Wie entsteht eigentlich eine Koalition?
Erst beschnuppern sich die Parteien, dann beginnt das große Taktieren – und irgendwann mischen auch die ersten Lobbyisten mit. Koalitionsverhandlungen folgen immer wieder dem gleichen Muster. Vertrauen ist dabei der Anfang von allem
Berlin Die Organisatoren hatten auf jedes Detail geachtet. Auf den Tischen der Unterhändler lagen kleine Tafeln mit Tigerenten-Schokolade neben schwarz-gelb verpackten Nüssen – und zum Abendessen wurde gelbes Gemüse mit schwarzer Soße serviert. Die Verhandlungen über eine schwarz-gelbe Koalition nach der Bundestagswahl 2009 waren perfekt inszeniert, nach vier Jahren aber war der Zauber vorbei und die FDP in der außerparlamentarischen Opposition. Was sie im Koalitionsvertrag vereinbart hatte, nämlich Steuersenkungen auf breiter Front, konnte sie eine Wahlperiode lang nicht einlösen.
Wie aber entsteht ein solcher Vertrag – und wie formiert sich eine Koalition eigentlich? Einen festen Ablauf dafür gibt es nicht, allerdings folgen die Verhandlungen zwischen potenziellen Regierungspartnern seit vielen Jahren dem immer gleichen Schema. Das gilt trotz der neuen, ungewohnten Konstellation auch in diesen Nachwahl-Wochen.
● Die VorSondierungen Sie haben im Prinzip schon am Wahlabend begonnen, als FDP-Chef Christian Lindner und der CDU-Vorsitzende Armin Laschet kurz miteinander telefoniert haben. Ähnliche Kontakte, möglicherweise eine Etage tiefer, dürfte es da auch schon zwischen den anderen Parteien gegeben haben. Das erste Treffen von Liberalen und Grünen am Dienstagabend fällt ebenfalls in diese Kategorie: Die Anführer der Parteien beschnuppern sich, loten vielleicht schon die eine oder andere Kompromisslinie aus, werden dabei aber noch nicht konkret, sondern versuchen vor allem eines: Vertrauen aufzubauen. Vor vier Jahren dauerte es einen Monat, bis die Vor-Sondierungen für ein Jamaika-Bündnis aus Union, Grünen und FDP in die erste Sondierungsrunde mündeten.

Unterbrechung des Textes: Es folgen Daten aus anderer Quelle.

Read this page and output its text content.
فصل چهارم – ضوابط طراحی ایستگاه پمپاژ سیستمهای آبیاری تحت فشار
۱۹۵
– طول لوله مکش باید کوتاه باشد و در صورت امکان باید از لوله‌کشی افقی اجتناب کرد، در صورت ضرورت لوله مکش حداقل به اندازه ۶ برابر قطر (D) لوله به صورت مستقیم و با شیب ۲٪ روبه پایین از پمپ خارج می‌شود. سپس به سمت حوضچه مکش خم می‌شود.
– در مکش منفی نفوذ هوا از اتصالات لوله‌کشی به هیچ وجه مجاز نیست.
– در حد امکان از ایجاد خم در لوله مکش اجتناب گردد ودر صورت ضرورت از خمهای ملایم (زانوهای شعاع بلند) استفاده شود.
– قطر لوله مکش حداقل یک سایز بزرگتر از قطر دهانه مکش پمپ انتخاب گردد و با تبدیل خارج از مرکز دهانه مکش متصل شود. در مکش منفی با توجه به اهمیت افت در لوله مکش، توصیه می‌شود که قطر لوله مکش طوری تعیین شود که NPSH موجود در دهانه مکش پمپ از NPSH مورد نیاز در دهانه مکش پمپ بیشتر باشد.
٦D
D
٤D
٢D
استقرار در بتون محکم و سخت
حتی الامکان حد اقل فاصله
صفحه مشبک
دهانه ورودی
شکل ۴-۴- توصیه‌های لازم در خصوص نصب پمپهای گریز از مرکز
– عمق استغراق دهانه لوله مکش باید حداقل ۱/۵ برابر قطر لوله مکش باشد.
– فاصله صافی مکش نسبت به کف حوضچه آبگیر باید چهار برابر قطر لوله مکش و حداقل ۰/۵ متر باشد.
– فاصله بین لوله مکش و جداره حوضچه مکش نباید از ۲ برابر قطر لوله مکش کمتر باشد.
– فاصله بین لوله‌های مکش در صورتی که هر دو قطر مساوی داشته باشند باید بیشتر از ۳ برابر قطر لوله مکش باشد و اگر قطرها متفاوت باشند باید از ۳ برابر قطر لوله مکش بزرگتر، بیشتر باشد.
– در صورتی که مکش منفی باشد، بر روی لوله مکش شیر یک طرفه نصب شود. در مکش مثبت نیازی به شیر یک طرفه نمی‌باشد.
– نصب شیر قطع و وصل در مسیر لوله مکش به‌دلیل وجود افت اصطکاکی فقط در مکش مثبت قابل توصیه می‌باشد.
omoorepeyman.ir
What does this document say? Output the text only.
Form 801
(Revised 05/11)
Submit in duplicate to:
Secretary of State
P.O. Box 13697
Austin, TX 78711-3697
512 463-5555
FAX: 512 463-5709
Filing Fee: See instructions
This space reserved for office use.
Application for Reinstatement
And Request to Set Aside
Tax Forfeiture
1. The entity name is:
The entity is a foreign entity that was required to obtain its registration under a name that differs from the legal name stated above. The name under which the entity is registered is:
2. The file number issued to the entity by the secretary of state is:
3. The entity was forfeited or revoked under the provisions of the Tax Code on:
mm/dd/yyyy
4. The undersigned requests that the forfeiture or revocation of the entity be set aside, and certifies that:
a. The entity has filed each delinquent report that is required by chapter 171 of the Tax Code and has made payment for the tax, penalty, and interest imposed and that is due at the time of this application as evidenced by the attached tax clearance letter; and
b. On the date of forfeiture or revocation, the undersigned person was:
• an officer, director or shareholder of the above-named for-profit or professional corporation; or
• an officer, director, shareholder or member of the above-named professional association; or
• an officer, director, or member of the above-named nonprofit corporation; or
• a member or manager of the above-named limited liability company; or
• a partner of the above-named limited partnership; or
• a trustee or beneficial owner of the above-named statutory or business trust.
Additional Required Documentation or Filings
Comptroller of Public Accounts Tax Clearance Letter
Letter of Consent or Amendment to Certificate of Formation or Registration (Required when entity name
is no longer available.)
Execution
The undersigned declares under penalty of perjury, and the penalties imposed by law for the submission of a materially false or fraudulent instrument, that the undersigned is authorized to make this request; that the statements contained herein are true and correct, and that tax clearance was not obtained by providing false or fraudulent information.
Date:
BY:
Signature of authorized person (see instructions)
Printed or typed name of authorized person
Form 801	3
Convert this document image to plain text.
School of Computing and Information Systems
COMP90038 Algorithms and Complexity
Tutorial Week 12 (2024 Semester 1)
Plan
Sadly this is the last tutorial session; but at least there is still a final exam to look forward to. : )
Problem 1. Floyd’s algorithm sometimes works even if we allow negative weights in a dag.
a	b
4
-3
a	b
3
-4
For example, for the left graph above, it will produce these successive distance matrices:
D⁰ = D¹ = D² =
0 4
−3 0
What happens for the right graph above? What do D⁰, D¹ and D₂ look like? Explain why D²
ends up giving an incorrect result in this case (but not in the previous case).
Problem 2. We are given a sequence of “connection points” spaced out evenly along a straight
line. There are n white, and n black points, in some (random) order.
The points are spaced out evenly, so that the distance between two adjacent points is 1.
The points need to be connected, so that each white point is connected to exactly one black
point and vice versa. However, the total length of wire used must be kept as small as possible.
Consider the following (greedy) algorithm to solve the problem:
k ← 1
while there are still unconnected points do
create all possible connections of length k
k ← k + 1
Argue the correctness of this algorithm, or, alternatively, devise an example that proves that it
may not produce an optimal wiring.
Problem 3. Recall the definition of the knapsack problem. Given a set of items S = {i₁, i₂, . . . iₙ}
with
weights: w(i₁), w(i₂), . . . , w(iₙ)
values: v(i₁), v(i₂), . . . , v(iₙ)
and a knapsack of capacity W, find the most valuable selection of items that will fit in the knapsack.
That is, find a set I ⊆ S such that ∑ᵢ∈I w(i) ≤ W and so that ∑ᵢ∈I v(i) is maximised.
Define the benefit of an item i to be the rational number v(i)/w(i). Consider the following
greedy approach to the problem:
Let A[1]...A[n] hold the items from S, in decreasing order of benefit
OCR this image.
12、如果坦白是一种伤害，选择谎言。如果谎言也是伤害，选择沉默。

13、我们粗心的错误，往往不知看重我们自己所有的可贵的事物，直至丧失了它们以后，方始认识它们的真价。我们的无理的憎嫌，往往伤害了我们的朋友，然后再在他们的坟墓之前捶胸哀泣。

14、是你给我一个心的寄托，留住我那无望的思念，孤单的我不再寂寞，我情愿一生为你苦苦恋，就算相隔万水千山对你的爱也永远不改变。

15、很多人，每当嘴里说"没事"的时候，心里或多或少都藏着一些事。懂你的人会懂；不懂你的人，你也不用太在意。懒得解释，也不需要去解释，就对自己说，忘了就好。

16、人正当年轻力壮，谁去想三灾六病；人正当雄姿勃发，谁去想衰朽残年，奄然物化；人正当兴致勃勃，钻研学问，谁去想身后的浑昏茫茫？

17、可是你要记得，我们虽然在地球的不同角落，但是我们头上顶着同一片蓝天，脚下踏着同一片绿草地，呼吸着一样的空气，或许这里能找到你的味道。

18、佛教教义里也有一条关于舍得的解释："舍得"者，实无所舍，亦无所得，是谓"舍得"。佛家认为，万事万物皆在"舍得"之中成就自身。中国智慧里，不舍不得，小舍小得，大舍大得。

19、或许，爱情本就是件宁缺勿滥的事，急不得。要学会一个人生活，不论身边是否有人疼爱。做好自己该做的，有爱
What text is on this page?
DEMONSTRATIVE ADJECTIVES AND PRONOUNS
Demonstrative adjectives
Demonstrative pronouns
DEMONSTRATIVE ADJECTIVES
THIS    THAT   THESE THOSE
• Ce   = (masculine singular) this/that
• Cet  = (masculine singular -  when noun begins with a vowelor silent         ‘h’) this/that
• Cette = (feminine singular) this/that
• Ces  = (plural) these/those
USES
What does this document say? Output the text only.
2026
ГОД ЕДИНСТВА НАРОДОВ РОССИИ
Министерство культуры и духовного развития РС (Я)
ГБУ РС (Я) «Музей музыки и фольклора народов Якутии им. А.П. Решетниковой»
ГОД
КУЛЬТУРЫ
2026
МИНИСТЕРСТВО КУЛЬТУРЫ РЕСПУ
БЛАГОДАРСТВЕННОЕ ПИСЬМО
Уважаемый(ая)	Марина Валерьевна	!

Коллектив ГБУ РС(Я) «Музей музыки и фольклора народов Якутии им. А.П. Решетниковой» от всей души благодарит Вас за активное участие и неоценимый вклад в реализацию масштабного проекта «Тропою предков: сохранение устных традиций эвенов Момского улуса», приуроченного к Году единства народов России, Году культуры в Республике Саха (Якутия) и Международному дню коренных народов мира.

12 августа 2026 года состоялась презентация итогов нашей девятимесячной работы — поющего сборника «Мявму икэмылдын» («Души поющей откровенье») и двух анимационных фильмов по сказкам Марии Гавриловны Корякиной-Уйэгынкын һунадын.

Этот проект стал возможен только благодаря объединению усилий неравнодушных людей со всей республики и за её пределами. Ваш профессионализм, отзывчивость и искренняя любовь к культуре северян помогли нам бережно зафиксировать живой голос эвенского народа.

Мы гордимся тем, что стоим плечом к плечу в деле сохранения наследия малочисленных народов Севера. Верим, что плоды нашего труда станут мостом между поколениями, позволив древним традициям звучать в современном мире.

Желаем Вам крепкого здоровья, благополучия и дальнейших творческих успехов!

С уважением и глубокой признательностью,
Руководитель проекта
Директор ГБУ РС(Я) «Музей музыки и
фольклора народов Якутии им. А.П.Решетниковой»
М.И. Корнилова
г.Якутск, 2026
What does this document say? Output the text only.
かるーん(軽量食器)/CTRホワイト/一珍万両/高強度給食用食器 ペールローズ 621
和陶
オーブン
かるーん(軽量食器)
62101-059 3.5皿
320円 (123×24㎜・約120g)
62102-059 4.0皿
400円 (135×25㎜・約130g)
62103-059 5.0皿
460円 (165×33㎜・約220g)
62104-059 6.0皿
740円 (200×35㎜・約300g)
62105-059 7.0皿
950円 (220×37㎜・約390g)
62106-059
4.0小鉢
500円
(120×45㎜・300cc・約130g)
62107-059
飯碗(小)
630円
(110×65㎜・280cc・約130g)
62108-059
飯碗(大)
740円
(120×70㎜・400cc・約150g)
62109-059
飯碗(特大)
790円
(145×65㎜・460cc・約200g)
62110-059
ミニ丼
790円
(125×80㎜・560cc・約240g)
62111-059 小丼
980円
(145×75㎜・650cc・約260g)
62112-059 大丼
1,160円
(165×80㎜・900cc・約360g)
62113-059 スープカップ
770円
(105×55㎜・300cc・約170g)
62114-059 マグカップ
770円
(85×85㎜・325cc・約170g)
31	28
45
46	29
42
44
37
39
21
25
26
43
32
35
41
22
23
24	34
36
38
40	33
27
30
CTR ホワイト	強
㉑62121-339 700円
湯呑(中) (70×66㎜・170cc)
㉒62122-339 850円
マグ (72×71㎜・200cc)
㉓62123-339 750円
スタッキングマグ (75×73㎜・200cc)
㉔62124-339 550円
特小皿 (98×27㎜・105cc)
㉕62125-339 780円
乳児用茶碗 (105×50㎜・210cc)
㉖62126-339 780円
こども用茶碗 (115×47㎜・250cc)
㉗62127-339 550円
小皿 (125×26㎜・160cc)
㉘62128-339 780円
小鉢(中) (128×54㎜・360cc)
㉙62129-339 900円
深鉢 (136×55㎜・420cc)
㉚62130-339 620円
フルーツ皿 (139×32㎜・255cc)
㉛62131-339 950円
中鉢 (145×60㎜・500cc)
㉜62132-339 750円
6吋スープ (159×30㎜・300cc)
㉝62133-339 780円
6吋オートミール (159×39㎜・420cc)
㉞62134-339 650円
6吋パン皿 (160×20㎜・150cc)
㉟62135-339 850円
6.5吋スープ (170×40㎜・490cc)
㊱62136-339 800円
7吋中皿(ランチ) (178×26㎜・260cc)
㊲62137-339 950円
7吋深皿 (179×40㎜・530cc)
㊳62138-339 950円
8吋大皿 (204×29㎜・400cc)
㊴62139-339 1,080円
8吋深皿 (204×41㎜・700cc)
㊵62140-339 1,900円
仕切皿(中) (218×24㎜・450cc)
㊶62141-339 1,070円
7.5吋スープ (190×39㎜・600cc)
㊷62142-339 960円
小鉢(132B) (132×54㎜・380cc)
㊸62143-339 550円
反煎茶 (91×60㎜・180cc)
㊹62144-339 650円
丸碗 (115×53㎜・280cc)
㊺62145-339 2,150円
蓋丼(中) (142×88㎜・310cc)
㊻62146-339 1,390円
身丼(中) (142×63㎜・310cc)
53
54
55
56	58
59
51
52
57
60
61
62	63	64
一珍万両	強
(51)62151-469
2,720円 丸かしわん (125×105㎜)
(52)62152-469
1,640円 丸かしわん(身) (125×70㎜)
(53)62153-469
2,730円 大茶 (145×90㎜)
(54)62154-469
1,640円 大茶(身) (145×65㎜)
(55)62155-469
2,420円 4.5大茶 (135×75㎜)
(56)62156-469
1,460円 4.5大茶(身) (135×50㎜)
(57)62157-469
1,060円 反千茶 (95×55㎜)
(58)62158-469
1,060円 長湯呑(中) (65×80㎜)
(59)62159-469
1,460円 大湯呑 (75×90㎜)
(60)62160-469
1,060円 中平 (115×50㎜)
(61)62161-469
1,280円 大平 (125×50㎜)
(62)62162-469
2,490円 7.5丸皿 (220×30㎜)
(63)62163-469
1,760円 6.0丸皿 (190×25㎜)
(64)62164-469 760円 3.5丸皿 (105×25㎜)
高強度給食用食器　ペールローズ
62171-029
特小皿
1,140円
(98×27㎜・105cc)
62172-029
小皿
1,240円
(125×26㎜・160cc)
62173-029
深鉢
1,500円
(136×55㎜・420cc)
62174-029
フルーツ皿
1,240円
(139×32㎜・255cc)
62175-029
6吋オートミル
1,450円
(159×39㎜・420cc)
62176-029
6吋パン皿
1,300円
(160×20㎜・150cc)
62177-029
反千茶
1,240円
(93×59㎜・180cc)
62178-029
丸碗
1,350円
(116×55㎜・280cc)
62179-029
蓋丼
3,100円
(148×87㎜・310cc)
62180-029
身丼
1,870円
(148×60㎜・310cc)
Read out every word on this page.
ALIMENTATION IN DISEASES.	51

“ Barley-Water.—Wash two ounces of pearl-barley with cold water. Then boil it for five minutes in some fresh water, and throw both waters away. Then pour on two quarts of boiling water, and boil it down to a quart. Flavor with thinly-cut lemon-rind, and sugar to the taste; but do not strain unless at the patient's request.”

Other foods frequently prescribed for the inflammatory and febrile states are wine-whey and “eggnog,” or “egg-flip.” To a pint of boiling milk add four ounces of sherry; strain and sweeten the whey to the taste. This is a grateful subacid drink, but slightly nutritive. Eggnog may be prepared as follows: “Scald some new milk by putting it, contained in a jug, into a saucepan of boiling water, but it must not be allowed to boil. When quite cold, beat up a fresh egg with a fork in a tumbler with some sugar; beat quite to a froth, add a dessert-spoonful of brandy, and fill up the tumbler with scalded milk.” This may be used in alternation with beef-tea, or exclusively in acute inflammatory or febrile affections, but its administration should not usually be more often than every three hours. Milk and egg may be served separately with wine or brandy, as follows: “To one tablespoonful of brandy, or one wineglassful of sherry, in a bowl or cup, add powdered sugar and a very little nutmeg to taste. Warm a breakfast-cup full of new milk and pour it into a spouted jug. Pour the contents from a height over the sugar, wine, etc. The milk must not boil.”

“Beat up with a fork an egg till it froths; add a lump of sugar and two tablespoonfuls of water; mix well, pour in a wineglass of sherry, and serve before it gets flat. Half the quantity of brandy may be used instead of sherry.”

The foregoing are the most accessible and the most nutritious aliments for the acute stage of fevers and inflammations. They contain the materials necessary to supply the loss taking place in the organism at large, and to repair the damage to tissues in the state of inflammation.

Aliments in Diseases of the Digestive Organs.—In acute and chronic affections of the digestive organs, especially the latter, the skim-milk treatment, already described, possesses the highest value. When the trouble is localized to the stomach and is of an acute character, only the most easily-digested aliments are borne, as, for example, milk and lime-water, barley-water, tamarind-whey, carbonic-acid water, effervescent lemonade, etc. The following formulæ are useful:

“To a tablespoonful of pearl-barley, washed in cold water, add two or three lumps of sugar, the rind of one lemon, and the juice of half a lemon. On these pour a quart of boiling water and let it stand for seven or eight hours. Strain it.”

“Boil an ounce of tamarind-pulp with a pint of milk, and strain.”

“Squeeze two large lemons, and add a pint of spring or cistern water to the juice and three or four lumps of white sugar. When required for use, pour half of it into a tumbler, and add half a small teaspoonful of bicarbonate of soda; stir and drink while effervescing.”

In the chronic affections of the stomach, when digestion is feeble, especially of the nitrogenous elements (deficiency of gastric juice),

● Die Sondierungen Diesmal beginnt Phase zwei bereits nach wenigen Tagen, nämlich mit den ersten Gesprächen in größerer Runde an diesem Wochenende. Am Sonntag redet die SPD mit den Grünen und der FDP, die Union trifft sich am Abend noch mit den Liberalen und am Dienstag dann mit den Grünen. In den Sondierungen werden die Teilnehmer konkreter als in Phase eins, sie benennen ihre wichtigsten Punkte und signalisieren gleichzeitig, welche Vorhaben des jeweils anderen sie nicht oder nur schwer mit
können. Und natürlich wird hier wie dort nach Kräften taktiert. „Verhandlungstechnisch nutzen Grüne und FDP nun aus, dass sie jeweils eine Alternative haben“, sagt die Potsdamer Professorin Uta Herbst, die politische Handlungsstrategien und -taktiken erforscht. Der SPD rät sie daher, eine Neuauflage der Großen Koalition unter umgekehrten Vorzeichen noch nicht völlig auszuschließen.
● Die Koalitionsverhandlungen Jetzt wird es ernst. Zwei (oder drei) Parteien sind in der Sondierung so weit vorangekommen, dass sie eine gemeinsame Koalition erstens für erstrebenswert und zweitens für machbar halten. Nun beginnt ein komplexer Prozess, sowohl programmatisch wie personell. Eine sogenannte Lenkungsgruppe aus den Generalsekretären, Fraktionsvorsitzenden oder Parlamentarischen Geschäftsführern muss die Verhandlungen in einem Dutzend Arbeitsgruppen so steuern, dass am Ende ein Kompromiss steht, den alle unterschreiben können. Dabei gibt es stets mehr Ideen als Geld, sodass zu Koalitionsverhandlungen auch eine Art Kassensturz gehört: Was kann die neue Regierung sich leisten und was nicht? In dieser Phase versucht auch eine Armada von Lobbyisten in diskreten Gesprächen mit den Beteiligten Einfluss auf die Verhandlungen zu nehmen – und das zum Teil auch mit Erfolg. 2009 zum Beitragen spiel legte eine Gesundheitspolitikerin der CDU plötzlich einen neuen Reformvorschlag auf den Tisch, ohne vorher jedoch die Faxkennung des Absenders zu löschen – das Papier stammte nicht von ihr, sondern vom Verband der privaten Krankenkassen... Auch die schiere Größe der Runden wird allmählich zum Problem, erst recht bei drei beteiligten Partnern: Waren an den Verhandlungen 2009 noch etwa 140 Abgeordnete und Experten beteiligt, boten Union und SPD bei der letzten Großen Koalition Anfang 2018 bereits mehr als 300 auf.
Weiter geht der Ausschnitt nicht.